# Aurora T-Jet Willys Gasser? Is it rare?



## tamiyatim (May 2, 2007)

Hey guys, 

I have an old Aurora tuff-ones t-jet Willys Gasser slot car, in great shape, original chassis, runs well...

It's the yellow one with the purple graphics, says C/G... is this a rare car? I'm not sure... I'll try to post a pic, but this is one that is listed on ebay...

http://cgi.ebay.com/Aurora-T-Jet-Tu...oryZ2618QQssPageNameZWDVWQQrdZ1QQcmdZViewItem

Thanks!!
Tim


----------



## tamiyatim (May 2, 2007)

Anybody?? 15 views and nobody has an answer??


----------



## coach61 (Sep 6, 2004)

I checked Bob's Bible and didn't find it, so I blew up the pic on ebay. I would say its a yellow with the purple painted on.. Done well also except the CG on the side the G has what looks like a paint smear on it. I in no way profess to have any idea what I am talking about. So I may be wrong it maye be the only one ever made and worth a gazillion Joe Dollors or it just may be someones project car from 1969 back when Bill was thinking about retiring and Bob had found his first spray can...


Dave


----------



## slotcarman12078 (Oct 3, 2008)

I'm no expert, and don't have access to stuff like Bob Beers book, so I can only rely on stuff like MEV's website for info... http://www.tjets.com/ go to Tjet shrine, and scroll down on left.. That yellow willys gasser is a rarity 4 out of 10, and desireability 5. So it's about middle of the road from a collectability standpoint.


----------



## coach61 (Sep 6, 2004)

http://www.tjets.com/towillys.htm


----------



## tamiyatim (May 2, 2007)

thanks for the input guys... that helps a lot... I wanna put in on ePay but wasn't sure how rare, or desireable it was...
Thanks again guys, this forum is great!! I always get a good answer!!!


----------



## slotcarman12078 (Oct 3, 2008)

Anytime I thought of selling on the bay I always scoured the listings of similar items and watched them. It isn't a fool proof method of guesstimating value, as the buying public are fickle with alot of items. A couple of uninformed buyers can bid the value of one item to ungodly proportions, and the same type item will sit without a bid til the last few seconds and sell for the opening bid. 
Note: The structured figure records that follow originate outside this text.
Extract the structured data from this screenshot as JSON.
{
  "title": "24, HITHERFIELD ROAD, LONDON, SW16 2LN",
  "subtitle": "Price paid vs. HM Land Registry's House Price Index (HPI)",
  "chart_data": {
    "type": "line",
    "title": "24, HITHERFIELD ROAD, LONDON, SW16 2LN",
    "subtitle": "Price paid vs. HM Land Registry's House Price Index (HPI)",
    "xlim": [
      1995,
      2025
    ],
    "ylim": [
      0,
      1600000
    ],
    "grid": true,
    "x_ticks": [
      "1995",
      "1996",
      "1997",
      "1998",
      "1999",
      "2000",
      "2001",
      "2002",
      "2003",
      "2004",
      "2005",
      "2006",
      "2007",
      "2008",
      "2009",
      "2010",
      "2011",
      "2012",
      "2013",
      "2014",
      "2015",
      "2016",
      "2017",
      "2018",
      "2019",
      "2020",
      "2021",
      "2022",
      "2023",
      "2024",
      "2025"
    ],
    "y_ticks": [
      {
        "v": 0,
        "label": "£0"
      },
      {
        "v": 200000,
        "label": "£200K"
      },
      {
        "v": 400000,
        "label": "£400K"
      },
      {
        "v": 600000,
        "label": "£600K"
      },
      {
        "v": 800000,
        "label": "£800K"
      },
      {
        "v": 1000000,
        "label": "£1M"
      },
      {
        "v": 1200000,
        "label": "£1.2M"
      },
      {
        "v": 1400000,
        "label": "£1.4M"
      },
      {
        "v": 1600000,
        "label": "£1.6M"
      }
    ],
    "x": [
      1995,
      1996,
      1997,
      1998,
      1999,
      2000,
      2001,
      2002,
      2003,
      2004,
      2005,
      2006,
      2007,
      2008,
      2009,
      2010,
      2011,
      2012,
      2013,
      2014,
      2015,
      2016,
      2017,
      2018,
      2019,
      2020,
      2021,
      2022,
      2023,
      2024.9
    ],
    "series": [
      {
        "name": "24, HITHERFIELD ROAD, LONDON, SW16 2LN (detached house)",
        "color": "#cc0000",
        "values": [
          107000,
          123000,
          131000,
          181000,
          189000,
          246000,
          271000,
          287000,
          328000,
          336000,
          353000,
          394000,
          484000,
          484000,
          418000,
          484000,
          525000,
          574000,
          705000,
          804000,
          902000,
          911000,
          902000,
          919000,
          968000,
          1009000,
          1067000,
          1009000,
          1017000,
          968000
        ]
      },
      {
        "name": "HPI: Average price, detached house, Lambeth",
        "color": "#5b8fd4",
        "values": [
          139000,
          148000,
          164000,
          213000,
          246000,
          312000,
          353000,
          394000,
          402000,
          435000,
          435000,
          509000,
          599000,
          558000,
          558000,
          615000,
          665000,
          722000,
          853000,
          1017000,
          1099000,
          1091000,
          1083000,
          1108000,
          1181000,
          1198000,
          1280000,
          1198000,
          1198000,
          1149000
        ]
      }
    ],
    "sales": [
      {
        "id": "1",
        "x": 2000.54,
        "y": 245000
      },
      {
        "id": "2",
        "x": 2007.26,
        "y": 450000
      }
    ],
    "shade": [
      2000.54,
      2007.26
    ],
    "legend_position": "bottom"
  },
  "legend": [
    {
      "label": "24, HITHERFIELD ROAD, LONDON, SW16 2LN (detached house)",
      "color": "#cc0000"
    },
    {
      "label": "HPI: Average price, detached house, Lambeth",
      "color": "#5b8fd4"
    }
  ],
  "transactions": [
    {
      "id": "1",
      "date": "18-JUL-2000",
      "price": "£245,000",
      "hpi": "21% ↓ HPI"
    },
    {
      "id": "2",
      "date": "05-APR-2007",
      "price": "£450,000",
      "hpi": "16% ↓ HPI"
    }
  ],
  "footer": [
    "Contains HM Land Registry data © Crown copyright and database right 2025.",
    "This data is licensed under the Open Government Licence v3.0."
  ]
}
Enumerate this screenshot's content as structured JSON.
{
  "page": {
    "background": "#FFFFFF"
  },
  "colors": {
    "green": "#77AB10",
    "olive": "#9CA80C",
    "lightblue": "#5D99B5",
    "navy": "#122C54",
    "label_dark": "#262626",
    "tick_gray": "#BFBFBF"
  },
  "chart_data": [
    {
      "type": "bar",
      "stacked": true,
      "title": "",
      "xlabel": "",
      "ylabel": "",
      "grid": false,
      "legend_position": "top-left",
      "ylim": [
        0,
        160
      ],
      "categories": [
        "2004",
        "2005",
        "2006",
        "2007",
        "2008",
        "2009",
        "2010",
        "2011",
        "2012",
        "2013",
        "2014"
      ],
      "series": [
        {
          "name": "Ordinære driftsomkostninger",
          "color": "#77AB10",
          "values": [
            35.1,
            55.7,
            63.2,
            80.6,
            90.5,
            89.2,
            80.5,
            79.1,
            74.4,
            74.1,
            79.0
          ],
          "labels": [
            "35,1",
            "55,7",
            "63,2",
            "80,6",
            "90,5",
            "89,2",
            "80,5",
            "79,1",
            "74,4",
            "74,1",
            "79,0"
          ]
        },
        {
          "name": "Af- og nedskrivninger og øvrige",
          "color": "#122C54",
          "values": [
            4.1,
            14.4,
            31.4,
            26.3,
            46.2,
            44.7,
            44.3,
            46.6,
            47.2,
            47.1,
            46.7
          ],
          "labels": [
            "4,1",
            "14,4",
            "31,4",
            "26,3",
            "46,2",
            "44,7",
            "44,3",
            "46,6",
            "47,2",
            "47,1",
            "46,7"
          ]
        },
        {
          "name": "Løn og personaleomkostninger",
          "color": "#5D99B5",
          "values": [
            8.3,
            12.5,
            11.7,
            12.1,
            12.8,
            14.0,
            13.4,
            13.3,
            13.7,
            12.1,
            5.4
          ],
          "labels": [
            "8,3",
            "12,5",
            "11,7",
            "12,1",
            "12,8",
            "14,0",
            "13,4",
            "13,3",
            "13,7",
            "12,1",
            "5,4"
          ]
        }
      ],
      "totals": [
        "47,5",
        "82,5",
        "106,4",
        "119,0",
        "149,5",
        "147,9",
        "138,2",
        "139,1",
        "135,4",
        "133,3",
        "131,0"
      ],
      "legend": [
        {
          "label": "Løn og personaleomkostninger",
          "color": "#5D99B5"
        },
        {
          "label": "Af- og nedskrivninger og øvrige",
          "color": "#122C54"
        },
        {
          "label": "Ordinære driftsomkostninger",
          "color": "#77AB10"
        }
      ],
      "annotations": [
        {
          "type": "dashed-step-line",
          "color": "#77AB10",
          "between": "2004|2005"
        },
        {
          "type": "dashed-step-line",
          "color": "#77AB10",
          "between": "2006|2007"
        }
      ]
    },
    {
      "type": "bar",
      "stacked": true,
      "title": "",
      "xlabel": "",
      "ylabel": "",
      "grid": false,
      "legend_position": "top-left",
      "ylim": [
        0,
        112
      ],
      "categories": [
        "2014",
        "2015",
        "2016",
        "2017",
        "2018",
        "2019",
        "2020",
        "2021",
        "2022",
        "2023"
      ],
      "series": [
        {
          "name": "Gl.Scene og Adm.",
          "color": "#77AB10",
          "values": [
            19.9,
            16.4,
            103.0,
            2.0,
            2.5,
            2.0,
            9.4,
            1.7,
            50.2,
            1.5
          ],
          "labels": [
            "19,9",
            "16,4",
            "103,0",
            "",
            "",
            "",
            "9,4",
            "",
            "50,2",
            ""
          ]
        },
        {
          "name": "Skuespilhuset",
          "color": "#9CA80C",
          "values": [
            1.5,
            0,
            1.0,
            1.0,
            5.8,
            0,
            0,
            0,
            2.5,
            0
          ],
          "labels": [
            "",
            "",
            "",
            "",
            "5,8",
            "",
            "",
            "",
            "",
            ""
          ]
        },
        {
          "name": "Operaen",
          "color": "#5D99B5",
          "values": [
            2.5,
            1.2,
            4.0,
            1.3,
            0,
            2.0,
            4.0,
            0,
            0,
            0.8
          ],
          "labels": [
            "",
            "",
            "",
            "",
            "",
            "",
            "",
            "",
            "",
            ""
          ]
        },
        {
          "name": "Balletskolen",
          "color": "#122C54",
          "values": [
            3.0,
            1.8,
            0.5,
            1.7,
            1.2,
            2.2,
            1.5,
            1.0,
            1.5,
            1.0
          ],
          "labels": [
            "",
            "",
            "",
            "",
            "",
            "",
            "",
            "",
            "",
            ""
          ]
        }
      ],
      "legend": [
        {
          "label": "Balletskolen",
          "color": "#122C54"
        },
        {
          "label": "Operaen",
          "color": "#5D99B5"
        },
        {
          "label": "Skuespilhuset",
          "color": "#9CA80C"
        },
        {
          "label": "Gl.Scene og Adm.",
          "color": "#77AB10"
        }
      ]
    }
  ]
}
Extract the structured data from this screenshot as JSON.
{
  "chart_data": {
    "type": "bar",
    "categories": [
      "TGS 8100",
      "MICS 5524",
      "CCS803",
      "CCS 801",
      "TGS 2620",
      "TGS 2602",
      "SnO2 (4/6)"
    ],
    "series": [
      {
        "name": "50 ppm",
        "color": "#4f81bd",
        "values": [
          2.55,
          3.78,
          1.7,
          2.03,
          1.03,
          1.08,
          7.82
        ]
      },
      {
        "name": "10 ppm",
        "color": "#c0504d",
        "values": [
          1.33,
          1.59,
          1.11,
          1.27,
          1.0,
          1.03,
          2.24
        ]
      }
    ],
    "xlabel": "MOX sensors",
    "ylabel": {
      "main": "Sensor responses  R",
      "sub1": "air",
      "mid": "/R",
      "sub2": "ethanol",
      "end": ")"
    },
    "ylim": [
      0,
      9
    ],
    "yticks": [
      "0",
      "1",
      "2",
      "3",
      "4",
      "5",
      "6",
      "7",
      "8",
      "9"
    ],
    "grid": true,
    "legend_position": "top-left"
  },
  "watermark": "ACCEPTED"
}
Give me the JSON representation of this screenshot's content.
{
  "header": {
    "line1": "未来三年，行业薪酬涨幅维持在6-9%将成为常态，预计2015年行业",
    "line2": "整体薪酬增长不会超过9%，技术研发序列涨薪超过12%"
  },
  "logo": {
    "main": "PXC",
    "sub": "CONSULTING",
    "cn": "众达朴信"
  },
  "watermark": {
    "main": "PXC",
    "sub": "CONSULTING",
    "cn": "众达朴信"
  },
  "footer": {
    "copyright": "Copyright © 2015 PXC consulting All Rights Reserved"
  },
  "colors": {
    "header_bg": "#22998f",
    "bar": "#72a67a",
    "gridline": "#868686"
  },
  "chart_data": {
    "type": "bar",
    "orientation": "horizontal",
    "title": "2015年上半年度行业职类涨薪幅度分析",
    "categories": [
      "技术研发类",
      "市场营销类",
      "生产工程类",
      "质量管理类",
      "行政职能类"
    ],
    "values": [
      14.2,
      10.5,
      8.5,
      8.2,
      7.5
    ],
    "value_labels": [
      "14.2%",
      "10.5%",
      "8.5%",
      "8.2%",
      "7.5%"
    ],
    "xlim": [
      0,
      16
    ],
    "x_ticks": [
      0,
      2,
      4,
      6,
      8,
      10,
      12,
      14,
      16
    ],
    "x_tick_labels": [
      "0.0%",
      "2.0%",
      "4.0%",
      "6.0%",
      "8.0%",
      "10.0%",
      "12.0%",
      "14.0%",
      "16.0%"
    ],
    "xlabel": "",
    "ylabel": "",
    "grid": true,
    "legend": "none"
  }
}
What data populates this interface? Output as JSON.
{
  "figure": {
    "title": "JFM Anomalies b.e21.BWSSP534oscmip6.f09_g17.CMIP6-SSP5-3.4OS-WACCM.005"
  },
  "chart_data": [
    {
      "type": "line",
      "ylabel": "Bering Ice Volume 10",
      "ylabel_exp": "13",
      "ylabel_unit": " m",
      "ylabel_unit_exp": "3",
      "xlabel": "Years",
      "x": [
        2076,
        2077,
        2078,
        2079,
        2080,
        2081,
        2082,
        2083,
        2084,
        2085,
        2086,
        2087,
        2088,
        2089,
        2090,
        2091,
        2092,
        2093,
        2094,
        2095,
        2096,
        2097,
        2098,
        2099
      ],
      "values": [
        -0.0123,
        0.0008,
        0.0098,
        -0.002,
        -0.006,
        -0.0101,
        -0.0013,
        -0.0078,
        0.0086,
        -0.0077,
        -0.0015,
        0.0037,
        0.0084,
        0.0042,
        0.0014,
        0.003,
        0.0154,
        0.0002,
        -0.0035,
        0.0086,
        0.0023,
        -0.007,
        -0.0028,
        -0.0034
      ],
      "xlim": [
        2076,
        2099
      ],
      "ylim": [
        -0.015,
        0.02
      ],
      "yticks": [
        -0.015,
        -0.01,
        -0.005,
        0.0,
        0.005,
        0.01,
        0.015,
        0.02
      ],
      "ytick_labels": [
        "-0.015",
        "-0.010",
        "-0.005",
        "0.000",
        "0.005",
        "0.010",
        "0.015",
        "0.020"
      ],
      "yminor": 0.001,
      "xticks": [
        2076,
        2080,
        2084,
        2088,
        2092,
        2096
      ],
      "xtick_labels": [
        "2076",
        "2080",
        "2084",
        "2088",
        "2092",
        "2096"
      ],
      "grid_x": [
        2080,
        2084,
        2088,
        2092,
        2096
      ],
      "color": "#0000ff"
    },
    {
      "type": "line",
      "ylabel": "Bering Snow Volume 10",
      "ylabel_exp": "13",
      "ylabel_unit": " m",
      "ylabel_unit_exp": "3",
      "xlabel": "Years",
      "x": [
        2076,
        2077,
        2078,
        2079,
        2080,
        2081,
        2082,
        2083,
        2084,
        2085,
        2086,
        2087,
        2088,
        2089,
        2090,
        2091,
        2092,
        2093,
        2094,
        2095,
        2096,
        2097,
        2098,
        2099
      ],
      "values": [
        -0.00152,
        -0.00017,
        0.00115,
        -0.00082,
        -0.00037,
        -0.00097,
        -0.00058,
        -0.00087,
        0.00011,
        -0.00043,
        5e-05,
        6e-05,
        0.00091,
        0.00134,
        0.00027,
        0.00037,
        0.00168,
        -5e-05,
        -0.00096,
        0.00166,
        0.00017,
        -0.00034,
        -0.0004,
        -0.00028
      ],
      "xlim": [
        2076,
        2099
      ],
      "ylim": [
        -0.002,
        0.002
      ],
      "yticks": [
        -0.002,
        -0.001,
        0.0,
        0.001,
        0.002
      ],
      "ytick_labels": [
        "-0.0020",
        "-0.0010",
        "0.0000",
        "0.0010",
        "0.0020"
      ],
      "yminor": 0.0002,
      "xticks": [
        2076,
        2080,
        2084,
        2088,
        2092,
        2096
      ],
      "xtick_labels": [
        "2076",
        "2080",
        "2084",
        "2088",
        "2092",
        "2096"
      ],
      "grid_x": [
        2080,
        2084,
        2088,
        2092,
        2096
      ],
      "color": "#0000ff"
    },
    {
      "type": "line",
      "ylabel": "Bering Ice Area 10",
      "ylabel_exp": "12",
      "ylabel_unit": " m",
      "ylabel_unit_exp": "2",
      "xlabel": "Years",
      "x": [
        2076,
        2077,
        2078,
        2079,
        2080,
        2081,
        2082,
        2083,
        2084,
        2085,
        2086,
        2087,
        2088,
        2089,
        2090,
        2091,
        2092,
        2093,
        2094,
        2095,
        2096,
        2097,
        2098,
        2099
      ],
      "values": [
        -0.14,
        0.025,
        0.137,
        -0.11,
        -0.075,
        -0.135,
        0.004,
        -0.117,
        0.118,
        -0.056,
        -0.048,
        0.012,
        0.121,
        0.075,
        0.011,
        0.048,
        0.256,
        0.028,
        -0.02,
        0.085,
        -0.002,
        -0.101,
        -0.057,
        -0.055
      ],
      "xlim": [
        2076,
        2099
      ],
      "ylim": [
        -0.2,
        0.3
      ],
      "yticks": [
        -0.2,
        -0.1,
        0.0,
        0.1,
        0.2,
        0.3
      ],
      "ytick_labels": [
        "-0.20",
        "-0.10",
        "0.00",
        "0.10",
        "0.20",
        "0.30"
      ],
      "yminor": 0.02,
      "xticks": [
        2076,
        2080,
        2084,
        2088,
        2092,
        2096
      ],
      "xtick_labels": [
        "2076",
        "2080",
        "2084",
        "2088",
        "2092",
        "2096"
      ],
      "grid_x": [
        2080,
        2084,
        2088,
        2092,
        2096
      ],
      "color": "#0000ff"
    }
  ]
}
There is also the supply and demand syndrome... Only one specialized item listed will drive the price up high. Sellers see the price escalate to new highs and flood the market with similar items and no one gets near the same price.. I noticed this with Aurora RR Xings.. The selling price fluctuated like crazy...I've seen them sell for $20.00.. and go up to $65.00.. It just depends on how many are listed..

You can never tell...


----------



## resinmonger (Mar 5, 2008)

You could start by listing your Willys in the Swap/Sell section of HT. You might be able to sell it for a decent price and save the listing fees from the bay.

Of course you could wait two days and see how desparate the bay-types are for the one now listed. If it goes big, the second highest bidder will still be out there.

I'm just saying. :drunk::hat::freak::dude:


----------



## Bill Hall (Jan 6, 2007)

Unfortunately it's not the correct chassis. Should be on a silver plate, tall geared, tuffy chassis with little sponge fats on the rear and the early independent front axle.

Purple graphics come two ways; light and dark, those APPEAR to be the lighter version.
These are a little rough around the edges with playwear. It is a popular version, however probably no more than just a bit above middle of the road rare.

Good luck on yer auction!


----------



## SplitPoster (May 16, 2006)

Bill is the source - go with what he says!

None of the Aurora Willys are the most common of T jets, neither are any very rare. The least common are dark green and blue versions - true with many t jets. The Tuff Ones version (which that one is) is among the most common, meaning middle of the road over all in the Aurora world. 

Not uncommon for Willys to have the windshield removed (and it should be dark tinted on that version), the fenders trimmed for big slicks, and/or the rear push bar neatly broken off.


----------



## Marko (Jul 11, 2002)

It will probably sell in the 40.00 range depending on who is looking and when. It is fairly common, at least in my area.


----------